Browned the butter before blending and the flavor difference is freaking unreal. That nuttiness hits the whole custard in a way plain softened butter just can't. One thing: let it cool a few minutes first or you'll scramble the eggs before the dish even hits the oven. I pulled mine at 37 minutes instead of 40, center was just barely set, exactly the flan-like wobble I wanted. At 1.8g net carbs a slice, this is my Sunday prep now. Second batch already planned.
Hadn't tried browning the butter before blending. Stealing that. And yeah, cool it first or you're scrambling the eggs before anything hits the oven. 37 minutes for that wobble is exactly where I want mine too.
My husband never eats breakfast and just texted me from work asking if there's any casserole left.
Ha. The custard pulls in people who swear they don't do breakfast. Save him a slice.
Tried four other keto French toast recipes and they all taste like sweet egg bake. This one actually has the soft, custardy center I was convinced wasn't possible without bread. Docking a star because I baked it Sunday morning and it was gone by noon and now I have to make it again.
That logic tracks. Double batch fits a 9x13 and the batter takes maybe 5 minutes in the blender.
Added a layer of chopped pecans before baking and they toasted right into the top, giving it that crunch you'd normally get from a bread-based casserole. The custard center still sets beautifully underneath. Next batch I'm stirring blueberries into the batter.
Hadn't tried pecans on top of this one yet. The blueberries will basically dissolve into the custard as it bakes - they're going to taste like they were always supposed to be in there.
Made this Sunday and my son, who announces 'it's keto, isn't it' the second anything goes in the oven, went back to look at the dish after he finished. He didn't say anything. For him, that counts. The cream cheese in the batter is what makes the texture work. No eggy pull, just a soft custard center that holds together when you cut it. Mine needed closer to 45 minutes for the center to set cleanly. I'll bump the cinnamon to a full teaspoon next time, it gets a little quiet once baked.

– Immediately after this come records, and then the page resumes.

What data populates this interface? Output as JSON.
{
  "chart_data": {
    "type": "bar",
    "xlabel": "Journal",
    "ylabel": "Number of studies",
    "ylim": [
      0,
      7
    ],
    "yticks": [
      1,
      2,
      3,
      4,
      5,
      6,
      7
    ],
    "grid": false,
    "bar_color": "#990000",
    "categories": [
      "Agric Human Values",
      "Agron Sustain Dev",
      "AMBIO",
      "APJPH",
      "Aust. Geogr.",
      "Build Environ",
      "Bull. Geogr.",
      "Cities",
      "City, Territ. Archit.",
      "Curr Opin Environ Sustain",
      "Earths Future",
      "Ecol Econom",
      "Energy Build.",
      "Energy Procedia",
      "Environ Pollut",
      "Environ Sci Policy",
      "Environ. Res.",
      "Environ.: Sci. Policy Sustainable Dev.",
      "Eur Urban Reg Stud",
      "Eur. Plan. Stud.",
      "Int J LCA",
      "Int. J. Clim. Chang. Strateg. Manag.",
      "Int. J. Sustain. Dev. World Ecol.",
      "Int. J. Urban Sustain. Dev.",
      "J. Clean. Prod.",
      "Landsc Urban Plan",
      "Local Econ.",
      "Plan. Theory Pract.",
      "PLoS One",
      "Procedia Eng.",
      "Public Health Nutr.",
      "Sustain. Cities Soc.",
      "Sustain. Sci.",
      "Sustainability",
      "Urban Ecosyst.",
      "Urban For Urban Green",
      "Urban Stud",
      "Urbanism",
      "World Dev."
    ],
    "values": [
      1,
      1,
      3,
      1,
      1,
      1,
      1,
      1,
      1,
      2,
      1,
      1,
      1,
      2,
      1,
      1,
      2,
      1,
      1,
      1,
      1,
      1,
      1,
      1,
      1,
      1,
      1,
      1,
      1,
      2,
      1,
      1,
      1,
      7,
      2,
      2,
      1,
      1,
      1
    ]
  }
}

Going back to look at the dish says everything. And yeah, full teaspoon of cinnamon. Mine too, it fades fast.
Brought this to my sister's baby shower last weekend and at least four people wanted to know what bakery I used. The cinnamon comes through so well and that custard center is spot on. Not one person guessed coconut flour.
The bakery thing kills me every time. Coconut flour has this reputation but in a custard-heavy bake it basically disappears.
20 seconds in the microwave to soften the cream cheese and that batter blends SO smooth, no chunks at all.
I forget to set mine out early constantly. 20 seconds is way more reliable than hoping the kitchen is warm enough to soften it.
I've made at least four different keto French toast casseroles over the past year, and most of them end up too eggy in the center or weirdly dense. This one gets the custard balance right. The coconut flour gives it actual body without making it gummy, and the cinnamon comes through the whole thing evenly, not just on the surface. My oven needed a couple extra minutes past the 40 before the center set, but once it did, it sliced and held together well. Best version I've tried so far.
The oven time is always the wildcard with this one. Mine runs 43-45 most mornings too. You want the center barely set when you pull it, it firms up as it cools.